Please wash your hands and rinse all fresh fruits and vegetables prior to cooking.

Instructions

Boil potatoes

1 Boil potatoes

Preheat the oven to 200°C/180°C fan. Peel and chop the potatoes into bite-size pieces. Add them to a pan of boiled water with a generous pinch of salt. Cook the potatoes over a medium heat for 15 min or until soft.
Prep

2 Prep

Meanwhile, wash and finely slice the leeks. Chop the parsley. Grate the Parmesan.
Simmer chicken

3 Simmer chicken

Heat a pan over a low heat with a drizzle of oil. Once hot, add the chicken and chopped leeks with a pinch of salt and cook for 7 min until the leeks are soft and the chicken is browned.

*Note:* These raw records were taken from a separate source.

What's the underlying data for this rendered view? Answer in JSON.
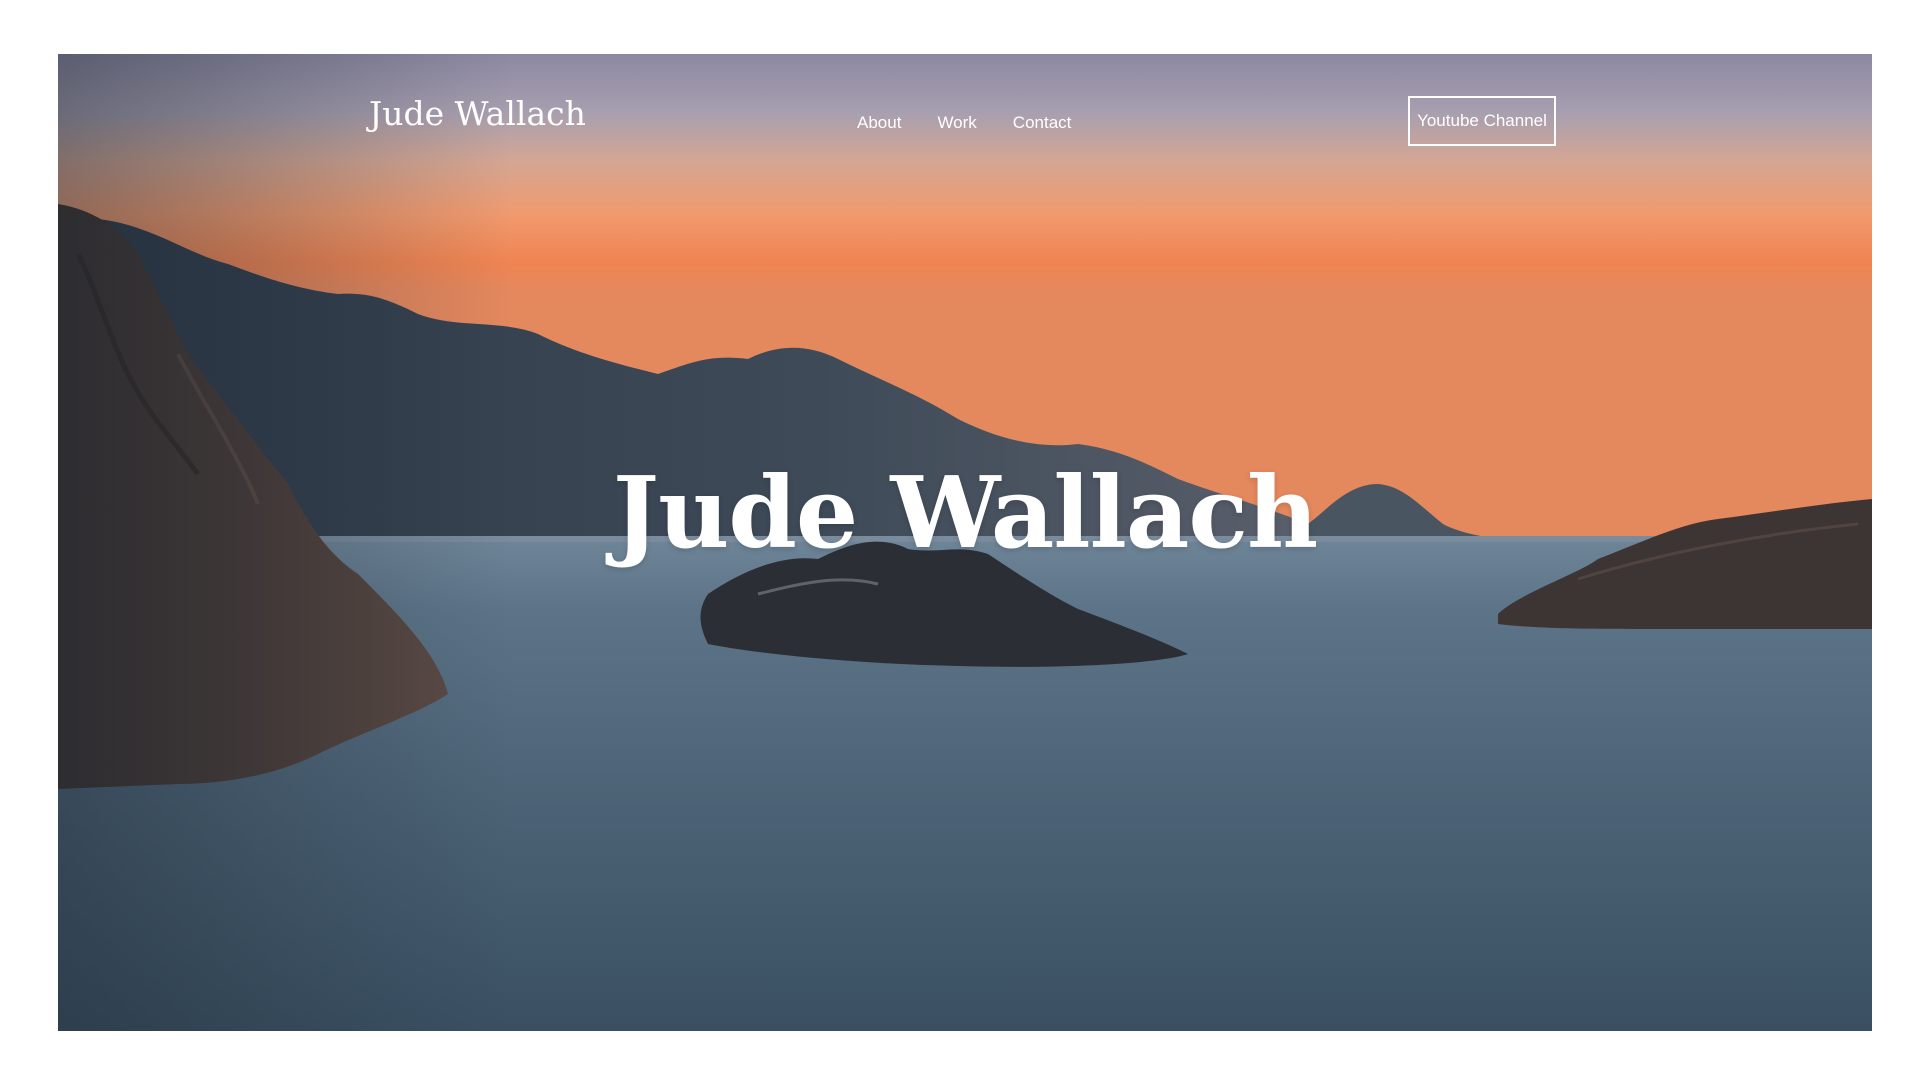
{
  "header": {
    "brand": "Jude Wallach",
    "nav": [
      {
        "label": "About"
      },
      {
        "label": "Work"
      },
      {
        "label": "Contact"
      }
    ],
    "cta_label": "Youtube Channel"
  },
  "hero": {
    "title": "Jude Wallach",
    "background": "sunset-seascape-image"
  },
  "colors": {
    "sky_top": "#8f8aa0",
    "sky_orange": "#f08a55",
    "water": "#4d6478",
    "text": "#ffffff"
  }
}
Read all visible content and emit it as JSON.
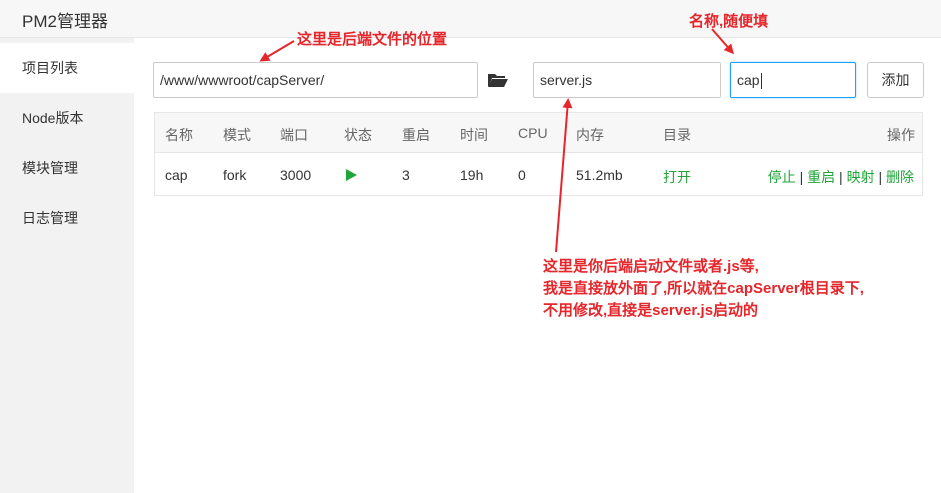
{
  "window": {
    "title": "PM2管理器"
  },
  "sidebar": {
    "items": [
      {
        "label": "项目列表",
        "active": true
      },
      {
        "label": "Node版本",
        "active": false
      },
      {
        "label": "模块管理",
        "active": false
      },
      {
        "label": "日志管理",
        "active": false
      }
    ]
  },
  "form": {
    "path_value": "/www/wwwroot/capServer/",
    "folder_icon": "folder-open-icon",
    "script_value": "server.js",
    "name_value": "cap",
    "add_label": "添加"
  },
  "table": {
    "headers": [
      "名称",
      "模式",
      "端口",
      "状态",
      "重启",
      "时间",
      "CPU",
      "内存",
      "目录",
      "操作"
    ],
    "rows": [
      {
        "name": "cap",
        "mode": "fork",
        "port": "3000",
        "status_icon": "play-icon",
        "restarts": "3",
        "uptime": "19h",
        "cpu": "0",
        "memory": "51.2mb",
        "dir_link": "打开",
        "ops": [
          "停止",
          "重启",
          "映射",
          "删除"
        ],
        "op_separator": " | "
      }
    ]
  },
  "annotations": {
    "path_note": "这里是后端文件的位置",
    "name_note": "名称,随便填",
    "script_note_lines": [
      "这里是你后端启动文件或者.js等,",
      "我是直接放外面了,所以就在capServer根目录下,",
      "不用修改,直接是server.js启动的"
    ],
    "color": "#e5262b"
  },
  "colors": {
    "accent_green": "#20a53a",
    "focus_blue": "#20a0ff",
    "sidebar_bg": "#f2f2f2"
  }
}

Add the water and stock cube and simmer, covered, for 8 min.
Pull chicken

4 Pull chicken

After 8 min, using two forks, pull the chicken until it's fully shredded. Add the cream cheese, parsley, peas and mustard. Give everything a good mix up. Season with salt and pepper and set aside.
Mash

5 Mash

Once soft, drain the potatoes and return them to the pan with a splash of milk. Mash until smooth. Add the Parmesan and season with salt.
Bake

6 Bake

Transfer the chicken sauce to an oven proof dish. Carefully top with the mashed potato. Run a fork over the mash to create a ripple effect. Bake for 15 min until golden brown on top.